# Optimisation
Optimisation plays an important role in the DoE process. It is important that the optimisation settings are appropriate for acquisition being optimised. If the acquisition function uses a QoI, the QoI behavior is also important.

The following acquisition characteristic impact the optimiser settings required.
- Stochasticity
- Smoothness (type of gradients available).

For each characteristic this notebook covers:
- How to assess your acqusition function for this characteristic.
- Optimisation implications

Additionally this notebook contains:
- Glossary of important optimiser setting.



In [None]:
import gpytorch
import matplotlib.pyplot as plt
import numpy as np
import torch
from botorch.fit import fit_gpytorch_mll
from botorch.models import SingleTaskGP
from botorch.optim import optimize_acqf
from torch.utils.data import DataLoader, RandomSampler

from axtreme.acquisition.qoi_look_ahead import QoILookAhead
from axtreme.data import BatchInvariantSampler2d, MinimalDataset, SizableSequentialSampler
from axtreme.plotting.gp_fit import plot_1d_model
from axtreme.qoi import GPBruteForce
from axtreme.sampling import NormalIndependentSampler
from axtreme.utils.gradient import is_smooth_1d

torch.set_default_dtype(torch.float64)
device = "cpu"

## Example acquisition function

### Model:
NOTE: this is the exact model defined in `tests/conftest.py: model_singletaskgp_d1_t2`

In [None]:
def target1(x: torch.Tensor) -> torch.Tensor:
    return torch.sin(x * 10)


def target2(x: torch.Tensor) -> torch.Tensor:
    return 0.5 * torch.cos(x * 10) + 0.8


def y_func(x: torch.Tensor) -> torch.Tensor:
    return torch.concat([target1(x), target2(x)], dim=-1)

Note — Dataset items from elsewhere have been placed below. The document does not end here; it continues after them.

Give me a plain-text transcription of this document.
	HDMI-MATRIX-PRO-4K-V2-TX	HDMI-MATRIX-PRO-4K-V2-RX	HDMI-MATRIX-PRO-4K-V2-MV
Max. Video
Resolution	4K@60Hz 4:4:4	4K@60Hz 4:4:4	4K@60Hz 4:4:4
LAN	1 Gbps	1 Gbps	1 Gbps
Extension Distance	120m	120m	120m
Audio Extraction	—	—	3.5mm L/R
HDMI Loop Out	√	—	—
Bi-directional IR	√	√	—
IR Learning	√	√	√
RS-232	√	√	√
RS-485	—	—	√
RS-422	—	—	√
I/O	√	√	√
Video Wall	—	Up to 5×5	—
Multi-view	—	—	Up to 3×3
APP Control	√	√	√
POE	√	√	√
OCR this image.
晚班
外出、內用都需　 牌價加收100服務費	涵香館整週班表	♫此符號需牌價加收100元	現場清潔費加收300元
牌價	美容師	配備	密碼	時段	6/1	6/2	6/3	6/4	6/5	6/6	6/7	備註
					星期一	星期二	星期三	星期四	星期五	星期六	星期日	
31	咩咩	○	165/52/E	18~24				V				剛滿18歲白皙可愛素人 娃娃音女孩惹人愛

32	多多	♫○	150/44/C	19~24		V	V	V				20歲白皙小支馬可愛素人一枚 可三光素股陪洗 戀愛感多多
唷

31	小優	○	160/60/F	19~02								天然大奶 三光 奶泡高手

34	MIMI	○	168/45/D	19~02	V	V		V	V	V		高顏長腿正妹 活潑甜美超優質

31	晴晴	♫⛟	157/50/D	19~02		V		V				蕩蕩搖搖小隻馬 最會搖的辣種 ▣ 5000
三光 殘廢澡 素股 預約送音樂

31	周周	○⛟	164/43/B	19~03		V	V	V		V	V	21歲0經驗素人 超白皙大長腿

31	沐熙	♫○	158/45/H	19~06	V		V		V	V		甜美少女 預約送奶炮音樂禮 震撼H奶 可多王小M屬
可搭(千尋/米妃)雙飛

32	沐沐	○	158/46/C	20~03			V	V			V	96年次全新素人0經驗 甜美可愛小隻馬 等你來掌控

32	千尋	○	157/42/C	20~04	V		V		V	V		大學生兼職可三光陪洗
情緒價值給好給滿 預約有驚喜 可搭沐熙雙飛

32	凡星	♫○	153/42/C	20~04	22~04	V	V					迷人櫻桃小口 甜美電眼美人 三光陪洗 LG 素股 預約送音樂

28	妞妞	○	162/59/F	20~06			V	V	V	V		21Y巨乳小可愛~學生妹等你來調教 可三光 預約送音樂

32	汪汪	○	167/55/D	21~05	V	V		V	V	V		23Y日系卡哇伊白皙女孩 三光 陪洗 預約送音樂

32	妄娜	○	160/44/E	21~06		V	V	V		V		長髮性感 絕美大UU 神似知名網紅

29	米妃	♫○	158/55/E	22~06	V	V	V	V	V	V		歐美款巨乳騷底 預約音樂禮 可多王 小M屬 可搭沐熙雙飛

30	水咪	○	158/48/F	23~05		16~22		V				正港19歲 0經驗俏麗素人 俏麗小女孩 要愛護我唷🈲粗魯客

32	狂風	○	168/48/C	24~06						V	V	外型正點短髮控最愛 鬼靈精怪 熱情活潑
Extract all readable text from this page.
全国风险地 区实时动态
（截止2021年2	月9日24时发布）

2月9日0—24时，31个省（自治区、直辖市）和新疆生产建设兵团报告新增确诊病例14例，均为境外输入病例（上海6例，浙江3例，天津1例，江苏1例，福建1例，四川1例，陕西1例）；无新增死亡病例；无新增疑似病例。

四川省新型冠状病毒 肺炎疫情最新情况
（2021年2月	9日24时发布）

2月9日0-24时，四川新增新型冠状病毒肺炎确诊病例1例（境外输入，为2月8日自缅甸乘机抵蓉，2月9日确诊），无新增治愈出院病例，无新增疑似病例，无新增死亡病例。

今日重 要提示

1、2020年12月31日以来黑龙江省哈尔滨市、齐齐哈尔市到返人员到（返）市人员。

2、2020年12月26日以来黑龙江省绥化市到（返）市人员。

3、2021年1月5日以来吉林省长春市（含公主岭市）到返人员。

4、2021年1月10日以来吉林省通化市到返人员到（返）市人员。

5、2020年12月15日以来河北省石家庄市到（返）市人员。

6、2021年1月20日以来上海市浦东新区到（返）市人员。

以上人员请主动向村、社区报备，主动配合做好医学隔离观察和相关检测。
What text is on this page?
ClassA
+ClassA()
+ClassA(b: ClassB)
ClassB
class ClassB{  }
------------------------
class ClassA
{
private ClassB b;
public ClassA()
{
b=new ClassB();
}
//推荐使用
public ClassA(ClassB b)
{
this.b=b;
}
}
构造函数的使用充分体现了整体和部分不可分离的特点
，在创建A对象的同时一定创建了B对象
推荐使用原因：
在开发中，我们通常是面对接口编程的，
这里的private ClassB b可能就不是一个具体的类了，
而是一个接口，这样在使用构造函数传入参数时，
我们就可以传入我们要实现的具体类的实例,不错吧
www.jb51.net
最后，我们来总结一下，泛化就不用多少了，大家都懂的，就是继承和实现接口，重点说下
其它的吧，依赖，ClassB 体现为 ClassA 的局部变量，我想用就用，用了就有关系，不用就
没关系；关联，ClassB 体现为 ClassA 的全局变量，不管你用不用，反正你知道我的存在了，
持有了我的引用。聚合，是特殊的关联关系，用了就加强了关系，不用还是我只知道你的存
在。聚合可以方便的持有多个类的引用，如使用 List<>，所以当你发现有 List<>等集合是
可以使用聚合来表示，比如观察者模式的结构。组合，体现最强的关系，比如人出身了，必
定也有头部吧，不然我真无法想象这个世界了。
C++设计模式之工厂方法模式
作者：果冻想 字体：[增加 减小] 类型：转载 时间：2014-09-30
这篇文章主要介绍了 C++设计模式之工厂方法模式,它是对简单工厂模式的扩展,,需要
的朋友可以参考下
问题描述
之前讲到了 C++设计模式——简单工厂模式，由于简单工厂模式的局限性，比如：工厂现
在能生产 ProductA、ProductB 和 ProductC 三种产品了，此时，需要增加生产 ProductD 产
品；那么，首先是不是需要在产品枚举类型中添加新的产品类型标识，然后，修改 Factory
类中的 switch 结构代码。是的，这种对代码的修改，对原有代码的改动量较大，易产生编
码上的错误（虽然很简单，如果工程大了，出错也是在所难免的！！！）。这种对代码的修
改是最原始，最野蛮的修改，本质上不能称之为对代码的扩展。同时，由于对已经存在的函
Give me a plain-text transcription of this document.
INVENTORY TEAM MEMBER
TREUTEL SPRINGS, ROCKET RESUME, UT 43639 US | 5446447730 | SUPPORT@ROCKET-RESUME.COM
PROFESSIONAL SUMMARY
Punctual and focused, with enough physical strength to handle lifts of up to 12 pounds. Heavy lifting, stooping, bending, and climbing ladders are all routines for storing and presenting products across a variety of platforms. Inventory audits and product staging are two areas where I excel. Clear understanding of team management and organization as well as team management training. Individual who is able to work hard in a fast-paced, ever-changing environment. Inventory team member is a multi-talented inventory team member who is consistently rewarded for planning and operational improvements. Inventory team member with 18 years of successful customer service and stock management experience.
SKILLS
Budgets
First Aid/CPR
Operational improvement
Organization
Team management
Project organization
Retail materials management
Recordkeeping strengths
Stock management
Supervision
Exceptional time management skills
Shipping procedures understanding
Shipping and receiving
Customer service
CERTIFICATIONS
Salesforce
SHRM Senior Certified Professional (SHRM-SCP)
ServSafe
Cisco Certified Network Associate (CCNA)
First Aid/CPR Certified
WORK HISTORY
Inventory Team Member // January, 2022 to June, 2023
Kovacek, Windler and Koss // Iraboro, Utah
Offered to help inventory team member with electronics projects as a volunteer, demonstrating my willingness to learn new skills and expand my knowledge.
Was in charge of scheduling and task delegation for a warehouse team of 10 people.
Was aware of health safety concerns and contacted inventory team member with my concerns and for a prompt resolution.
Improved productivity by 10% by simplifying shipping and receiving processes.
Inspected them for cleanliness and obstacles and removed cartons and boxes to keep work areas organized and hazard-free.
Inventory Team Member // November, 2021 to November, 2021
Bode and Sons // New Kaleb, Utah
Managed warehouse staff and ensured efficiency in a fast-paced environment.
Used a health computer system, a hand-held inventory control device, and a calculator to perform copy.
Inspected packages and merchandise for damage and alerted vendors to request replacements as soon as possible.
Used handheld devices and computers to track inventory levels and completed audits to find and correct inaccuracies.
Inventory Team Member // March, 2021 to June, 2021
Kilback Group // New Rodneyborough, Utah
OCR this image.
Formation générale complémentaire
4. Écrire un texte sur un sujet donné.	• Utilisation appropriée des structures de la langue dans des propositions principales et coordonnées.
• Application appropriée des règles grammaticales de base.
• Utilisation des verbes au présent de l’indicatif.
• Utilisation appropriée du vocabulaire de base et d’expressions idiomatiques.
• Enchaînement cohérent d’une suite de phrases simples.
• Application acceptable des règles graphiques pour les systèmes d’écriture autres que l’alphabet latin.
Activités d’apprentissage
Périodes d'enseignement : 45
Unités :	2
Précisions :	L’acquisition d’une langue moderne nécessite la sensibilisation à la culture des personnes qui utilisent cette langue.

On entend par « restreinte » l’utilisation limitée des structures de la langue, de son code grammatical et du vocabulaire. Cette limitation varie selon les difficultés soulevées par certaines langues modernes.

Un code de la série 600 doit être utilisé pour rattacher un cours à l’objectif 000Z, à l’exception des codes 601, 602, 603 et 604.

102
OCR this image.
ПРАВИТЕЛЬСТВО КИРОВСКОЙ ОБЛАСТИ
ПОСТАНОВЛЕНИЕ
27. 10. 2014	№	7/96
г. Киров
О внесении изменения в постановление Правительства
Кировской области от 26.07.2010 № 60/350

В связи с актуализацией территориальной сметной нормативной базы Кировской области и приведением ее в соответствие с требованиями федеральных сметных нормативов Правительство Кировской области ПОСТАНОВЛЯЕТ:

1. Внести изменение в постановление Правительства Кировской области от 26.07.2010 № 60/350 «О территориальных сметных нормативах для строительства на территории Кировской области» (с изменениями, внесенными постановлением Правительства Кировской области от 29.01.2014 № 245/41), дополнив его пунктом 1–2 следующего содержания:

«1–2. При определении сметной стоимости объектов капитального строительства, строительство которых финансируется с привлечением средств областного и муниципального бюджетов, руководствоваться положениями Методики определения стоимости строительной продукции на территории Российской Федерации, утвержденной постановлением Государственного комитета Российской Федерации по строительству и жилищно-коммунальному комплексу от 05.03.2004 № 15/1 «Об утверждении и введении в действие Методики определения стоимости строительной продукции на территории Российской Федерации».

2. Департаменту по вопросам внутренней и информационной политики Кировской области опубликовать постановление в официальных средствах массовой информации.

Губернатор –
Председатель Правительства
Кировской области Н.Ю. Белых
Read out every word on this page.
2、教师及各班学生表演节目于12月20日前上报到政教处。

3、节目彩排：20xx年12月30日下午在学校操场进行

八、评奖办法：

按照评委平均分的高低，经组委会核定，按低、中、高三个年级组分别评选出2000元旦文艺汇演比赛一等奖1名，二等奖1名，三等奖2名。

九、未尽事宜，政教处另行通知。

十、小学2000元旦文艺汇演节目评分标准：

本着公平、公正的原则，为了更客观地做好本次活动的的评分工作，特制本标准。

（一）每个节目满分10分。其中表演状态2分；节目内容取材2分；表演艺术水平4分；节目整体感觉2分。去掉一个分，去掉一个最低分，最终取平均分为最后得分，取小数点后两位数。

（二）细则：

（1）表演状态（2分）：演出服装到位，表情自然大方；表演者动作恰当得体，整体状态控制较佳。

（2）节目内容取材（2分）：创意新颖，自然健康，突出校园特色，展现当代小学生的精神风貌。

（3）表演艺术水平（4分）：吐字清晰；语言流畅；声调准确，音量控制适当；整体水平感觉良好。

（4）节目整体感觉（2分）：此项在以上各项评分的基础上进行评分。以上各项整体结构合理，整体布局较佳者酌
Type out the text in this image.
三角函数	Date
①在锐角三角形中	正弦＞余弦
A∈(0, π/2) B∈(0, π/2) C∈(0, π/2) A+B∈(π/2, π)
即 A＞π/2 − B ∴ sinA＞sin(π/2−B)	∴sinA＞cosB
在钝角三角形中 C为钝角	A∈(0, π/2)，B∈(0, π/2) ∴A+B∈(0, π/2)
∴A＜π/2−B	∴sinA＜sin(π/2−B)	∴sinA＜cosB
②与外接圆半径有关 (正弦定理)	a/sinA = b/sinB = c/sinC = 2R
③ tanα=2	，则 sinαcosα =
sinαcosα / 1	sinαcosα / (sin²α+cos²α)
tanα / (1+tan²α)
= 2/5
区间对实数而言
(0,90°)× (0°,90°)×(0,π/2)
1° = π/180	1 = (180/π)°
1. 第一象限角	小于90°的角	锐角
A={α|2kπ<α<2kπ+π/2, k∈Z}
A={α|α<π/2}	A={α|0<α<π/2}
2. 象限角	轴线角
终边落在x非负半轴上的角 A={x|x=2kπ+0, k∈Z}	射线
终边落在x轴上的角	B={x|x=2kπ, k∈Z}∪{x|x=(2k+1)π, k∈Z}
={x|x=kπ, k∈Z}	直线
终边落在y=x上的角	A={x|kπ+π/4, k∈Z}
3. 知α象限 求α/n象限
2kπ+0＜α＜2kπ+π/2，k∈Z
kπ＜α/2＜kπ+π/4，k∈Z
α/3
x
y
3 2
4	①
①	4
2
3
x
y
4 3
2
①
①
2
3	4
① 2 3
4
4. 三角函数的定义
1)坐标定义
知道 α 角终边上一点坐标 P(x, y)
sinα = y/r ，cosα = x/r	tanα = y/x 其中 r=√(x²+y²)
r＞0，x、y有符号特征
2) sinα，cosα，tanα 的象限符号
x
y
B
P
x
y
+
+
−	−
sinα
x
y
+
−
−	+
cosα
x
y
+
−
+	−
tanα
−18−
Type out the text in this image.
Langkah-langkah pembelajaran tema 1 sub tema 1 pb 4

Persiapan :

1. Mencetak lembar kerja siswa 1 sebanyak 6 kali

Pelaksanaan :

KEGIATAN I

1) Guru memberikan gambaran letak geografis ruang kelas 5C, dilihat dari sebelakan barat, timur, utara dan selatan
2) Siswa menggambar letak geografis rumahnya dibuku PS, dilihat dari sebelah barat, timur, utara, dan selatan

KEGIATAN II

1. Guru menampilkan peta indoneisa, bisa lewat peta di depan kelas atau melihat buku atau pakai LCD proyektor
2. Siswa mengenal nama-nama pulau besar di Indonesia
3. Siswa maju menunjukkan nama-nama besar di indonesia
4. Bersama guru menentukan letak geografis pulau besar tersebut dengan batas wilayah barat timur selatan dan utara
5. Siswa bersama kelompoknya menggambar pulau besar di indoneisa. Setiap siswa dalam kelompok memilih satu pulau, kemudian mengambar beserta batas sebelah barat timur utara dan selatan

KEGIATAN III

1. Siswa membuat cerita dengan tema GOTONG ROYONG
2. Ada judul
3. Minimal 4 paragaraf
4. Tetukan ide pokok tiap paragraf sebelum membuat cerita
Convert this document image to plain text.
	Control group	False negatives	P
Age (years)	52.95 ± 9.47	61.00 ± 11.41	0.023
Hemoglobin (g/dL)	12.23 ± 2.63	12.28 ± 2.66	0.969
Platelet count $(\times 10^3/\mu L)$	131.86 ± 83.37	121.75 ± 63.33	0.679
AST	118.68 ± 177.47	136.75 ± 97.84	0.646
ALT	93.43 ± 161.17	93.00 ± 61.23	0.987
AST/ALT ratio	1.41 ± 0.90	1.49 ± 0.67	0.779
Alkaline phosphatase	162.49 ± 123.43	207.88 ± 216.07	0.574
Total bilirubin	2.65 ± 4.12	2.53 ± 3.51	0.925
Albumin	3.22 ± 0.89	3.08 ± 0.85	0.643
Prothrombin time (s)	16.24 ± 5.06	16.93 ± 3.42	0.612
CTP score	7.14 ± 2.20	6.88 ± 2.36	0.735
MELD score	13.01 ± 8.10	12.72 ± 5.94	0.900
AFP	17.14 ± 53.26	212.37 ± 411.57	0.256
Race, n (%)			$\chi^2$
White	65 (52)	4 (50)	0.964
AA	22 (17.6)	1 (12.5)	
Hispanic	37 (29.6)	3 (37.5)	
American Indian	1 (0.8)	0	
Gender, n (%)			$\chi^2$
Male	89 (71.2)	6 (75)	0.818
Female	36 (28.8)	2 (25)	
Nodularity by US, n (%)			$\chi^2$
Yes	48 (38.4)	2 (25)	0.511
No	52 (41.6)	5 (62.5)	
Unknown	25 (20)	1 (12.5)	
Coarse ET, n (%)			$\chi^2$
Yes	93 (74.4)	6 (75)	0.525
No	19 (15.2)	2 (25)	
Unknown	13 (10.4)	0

train_x = torch.tensor([[0.1], [0.5], [0.9], [1.0]])
train_y = y_func(train_x)

model = SingleTaskGP(train_X=train_x, train_Y=train_y, train_Yvar=torch.ones_like(train_y) * 0.1)
mll = gpytorch.mlls.ExactMarginalLogLikelihood(model.likelihood, model)
_ = fit_gpytorch_mll(mll)

_, ax = plt.subplots(1, 1, figsize=(6, 4))
x = torch.linspace(0, 1, 100).reshape(-1, 1)
_ = ax.plot(x, target1(x), label="target0")
_ = ax.plot(x, target2(x), label="target1")
_ = plot_1d_model(model, ax=ax)
_ = ax.legend()

### Create an example acquisition function
This is a smaller version of the typical Acquisiton/QoI combination we use. It freezes all sources of randomness to ensure it is deterministic

In [None]:
n_periods = 3
N_ENV_SAMPLES_PER_PERIOD = 1000

rng = np.random.default_rng(1337)

env_data = rng.normal(size=10_000) / 3 + 0.5
env_data = env_data[(env_data < 1) & (env_data > 0)]
env_data = env_data.reshape(-1, 1)  # Make it compatible
dataset = MinimalDataset(env_data)

gen = torch.Generator()
_ = gen.manual_seed(7)
sampler = RandomSampler(dataset, num_samples=n_periods * N_ENV_SAMPLES_PER_PERIOD, generator=gen, replacement=True)


sampler = SizableSequentialSampler(dataset, n_periods * N_ENV_SAMPLES_PER_PERIOD)

batch_sampler = BatchInvariantSampler2d(
    sampler=sampler,
    batch_shape=torch.Size([n_periods, 256]),
)
dataloader = DataLoader(dataset, batch_sampler=batch_sampler)

qoi = GPBruteForce(
    env_iterable=dataloader,
    erd_samples_per_period=1,
    posterior_sampler=NormalIndependentSampler(torch.Size([10]), seed=14),
    # When true, All uncertainty shown in estimates is due to uncertainty in the surrogate model.
    shared_surrogate_base_samples=True,
    no_grad=True,
    seed=12,
)

## Acqusition

In [None]:
acqf = QoILookAhead(model, qoi_estimator=qoi)

x_domain = torch.linspace(0, 1, 100).reshape(-1, 1)
acqf_scores = acqf(x_domain.unsqueeze(-1))
print(f"simple brute force max: score {acqf_scores.max().item()} at {x_domain[acqf_scores.argmax()].item()}")

In [None]:
_ = plt.plot(x_domain.flatten(), acqf_scores)
_ = plt.title("Acqusition function surface (brute force)")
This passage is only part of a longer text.